Das, born in Dehradun and raised in Nigeria, has performed all over the world, and his specials (Abroad Understanding, Losing It, Vir Das: For India) lean heavily on his identity as an international performer. But the challenges arising out of the pandemic were something else. “It has been two years since my last world tour. I had forgotten about my international fan base until they started showing up on Zoom. People from Poland, Wuhan, Norway, Australia, South Africa... possibly the first time in my life that we all have global common ground.” Eschewing the combative nature of crowd-work (“It’s like battle, you have to be mean”), Das said he has managed to check on 45 of his audience to see if their wishes have come true. “There was a couple who had a baby in the lockdown. Their dream was to take their child out in sunlight. We have used their photo in the end credits.”
Addressing the present situation in Bollywood, Das was upset by the insensitivity around mental illness. “I had only met him (Sushant Singh Rajput) once. What’s saddening apart from the death of a great artiste, is the death of realistic rhetoric around mental health. Suddenly, many news anchors, who do not engage in any great research, are experts on mental health and depression.”
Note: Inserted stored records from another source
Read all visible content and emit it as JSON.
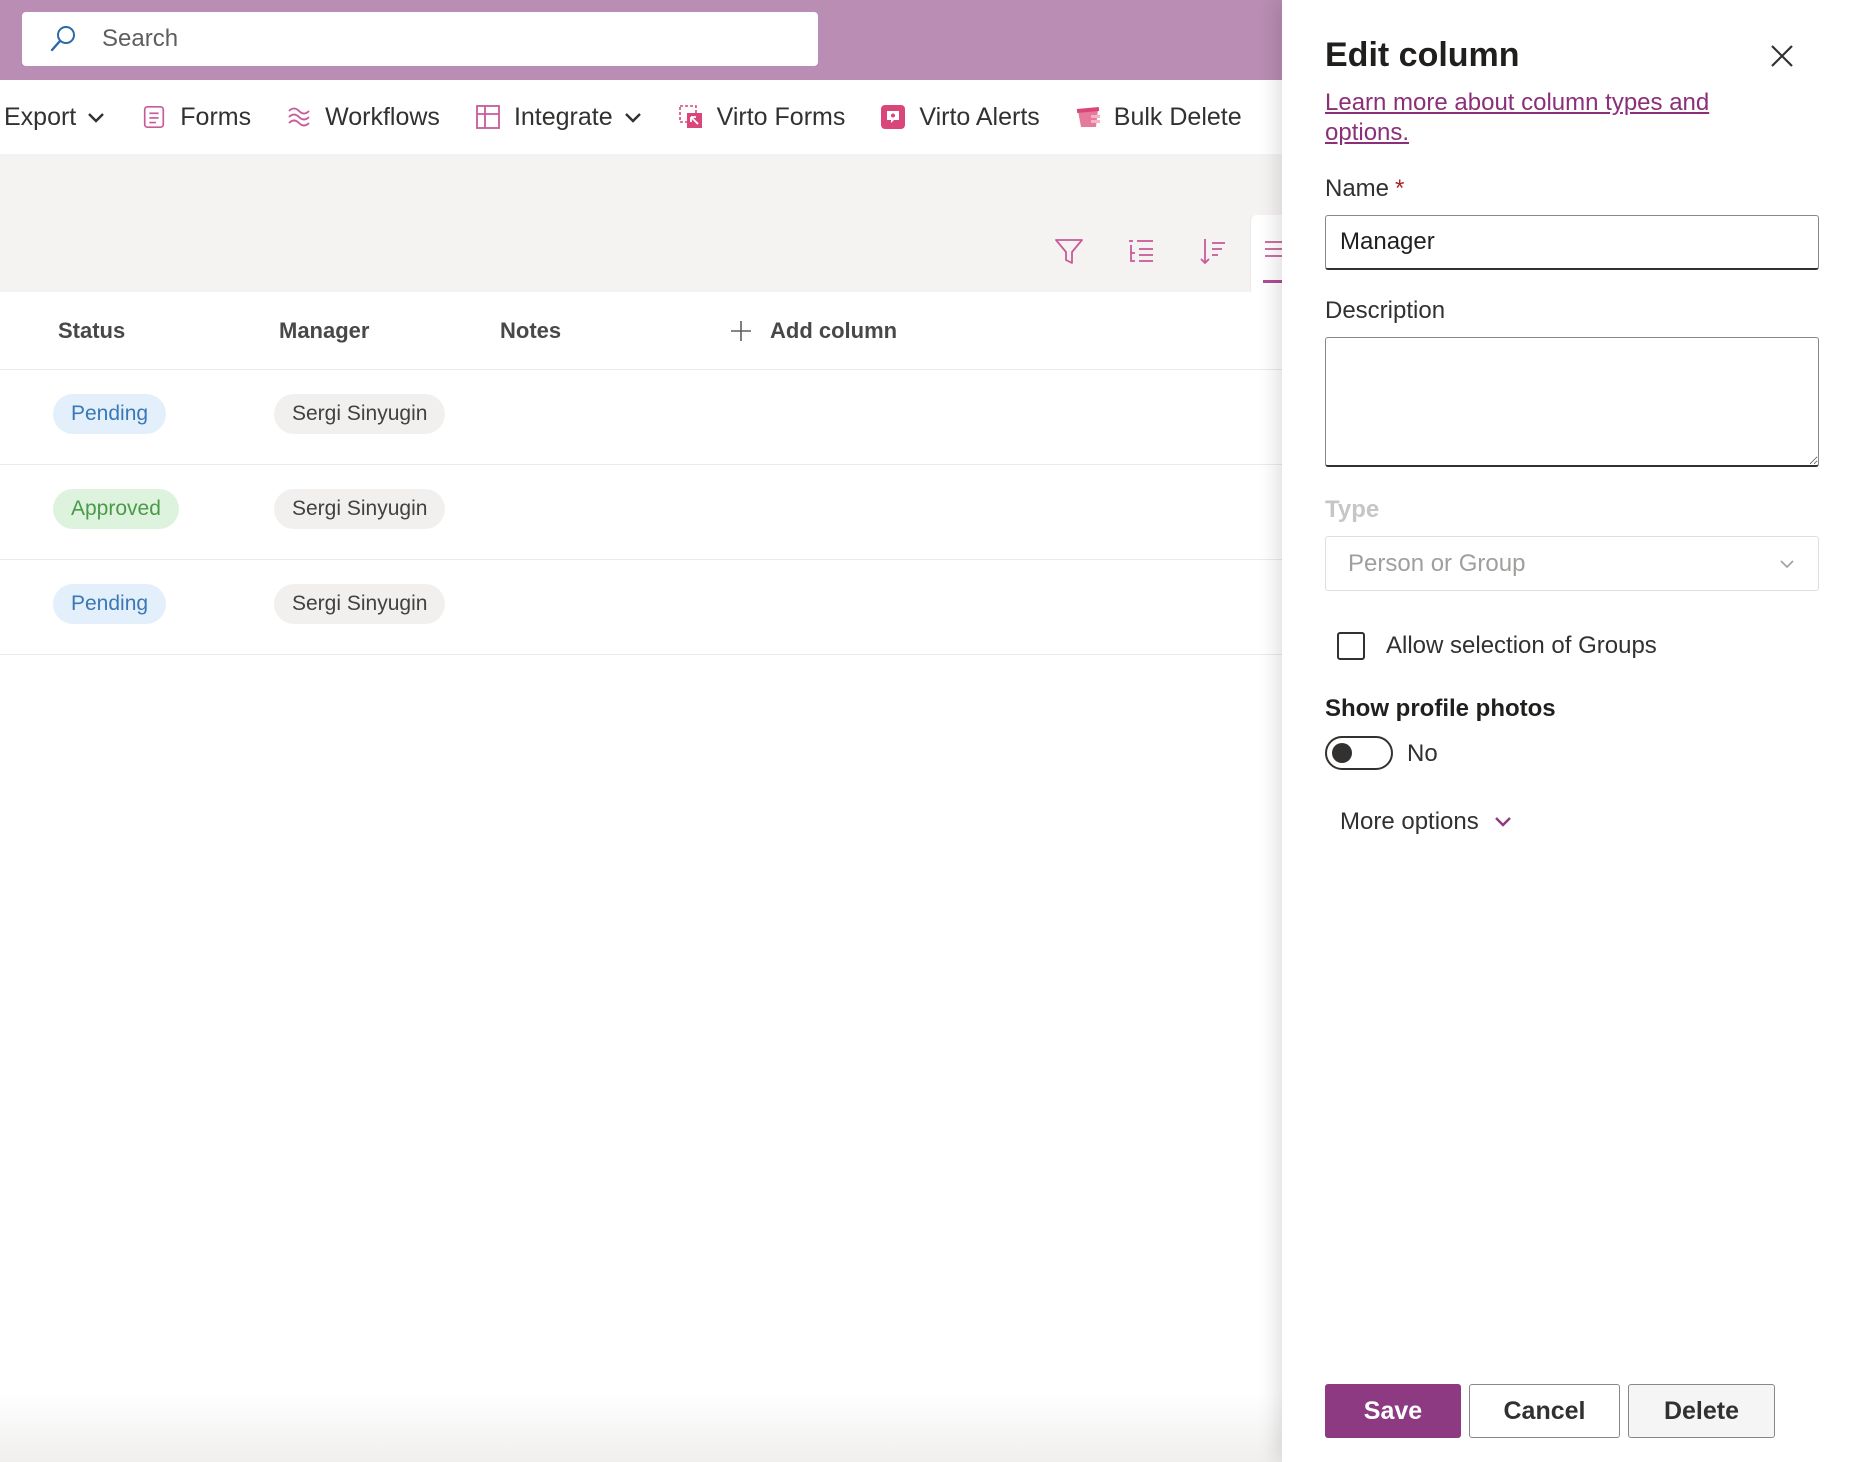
{
  "search": {
    "placeholder": "Search"
  },
  "toolbar": {
    "items": [
      {
        "label": "Export",
        "icon": "export-icon",
        "has_chevron": true
      },
      {
        "label": "Forms",
        "icon": "forms-icon"
      },
      {
        "label": "Workflows",
        "icon": "workflows-icon"
      },
      {
        "label": "Integrate",
        "icon": "integrate-icon",
        "has_chevron": true
      },
      {
        "label": "Virto Forms",
        "icon": "virto-forms-icon"
      },
      {
        "label": "Virto Alerts",
        "icon": "virto-alerts-icon"
      },
      {
        "label": "Bulk Delete",
        "icon": "bulk-delete-icon"
      }
    ]
  },
  "view_icons": [
    "filter-icon",
    "group-icon",
    "sort-icon",
    "view-options-icon"
  ],
  "table": {
    "headers": {
      "status": "Status",
      "manager": "Manager",
      "notes": "Notes",
      "add_column": "Add column"
    },
    "rows": [
      {
        "status": "Pending",
        "manager": "Sergi Sinyugin"
      },
      {
        "status": "Approved",
        "manager": "Sergi Sinyugin"
      },
      {
        "status": "Pending",
        "manager": "Sergi Sinyugin"
      }
    ]
  },
  "panel": {
    "title": "Edit column",
    "learn_link": "Learn more about column types and options.",
    "name_label": "Name",
    "required_mark": "*",
    "name_value": "Manager",
    "description_label": "Description",
    "description_value": "",
    "type_label": "Type",
    "type_value": "Person or Group",
    "allow_groups_label": "Allow selection of Groups",
    "allow_groups_checked": false,
    "show_photos_label": "Show profile photos",
    "show_photos_value": "No",
    "more_options": "More options",
    "save": "Save",
    "cancel": "Cancel",
    "delete": "Delete"
  },
  "colors": {
    "topbar": "#b98db4",
    "accent": "#8e3a82",
    "link": "#8b2f79",
    "icon_pink": "#d9477a",
    "pending_bg": "#e3effa",
    "pending_text": "#3a78b8",
    "approved_bg": "#ddf3dd",
    "approved_text": "#4a9a4a"
  }
}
Reflecting on the social media abuse his work at times gets him, Das spoke about the distinction between trolling and threatening. “I say whatever I want. So, I must, in all good faith, grant that same freedom to my critics. But if you are threatening somebody’s safety, if you are outing a person’s address, the line has to be drawn.” Vir recently starred in his home production Hasmukh on Netflix, and will shoot a romcom in January. His company, Weirdass, is producing three new shows for OTT. Comedy, of course, will continue, with or without live shows. “The minute we can figure out how to do it safely, you will see a live event boom that will shock you,” he said.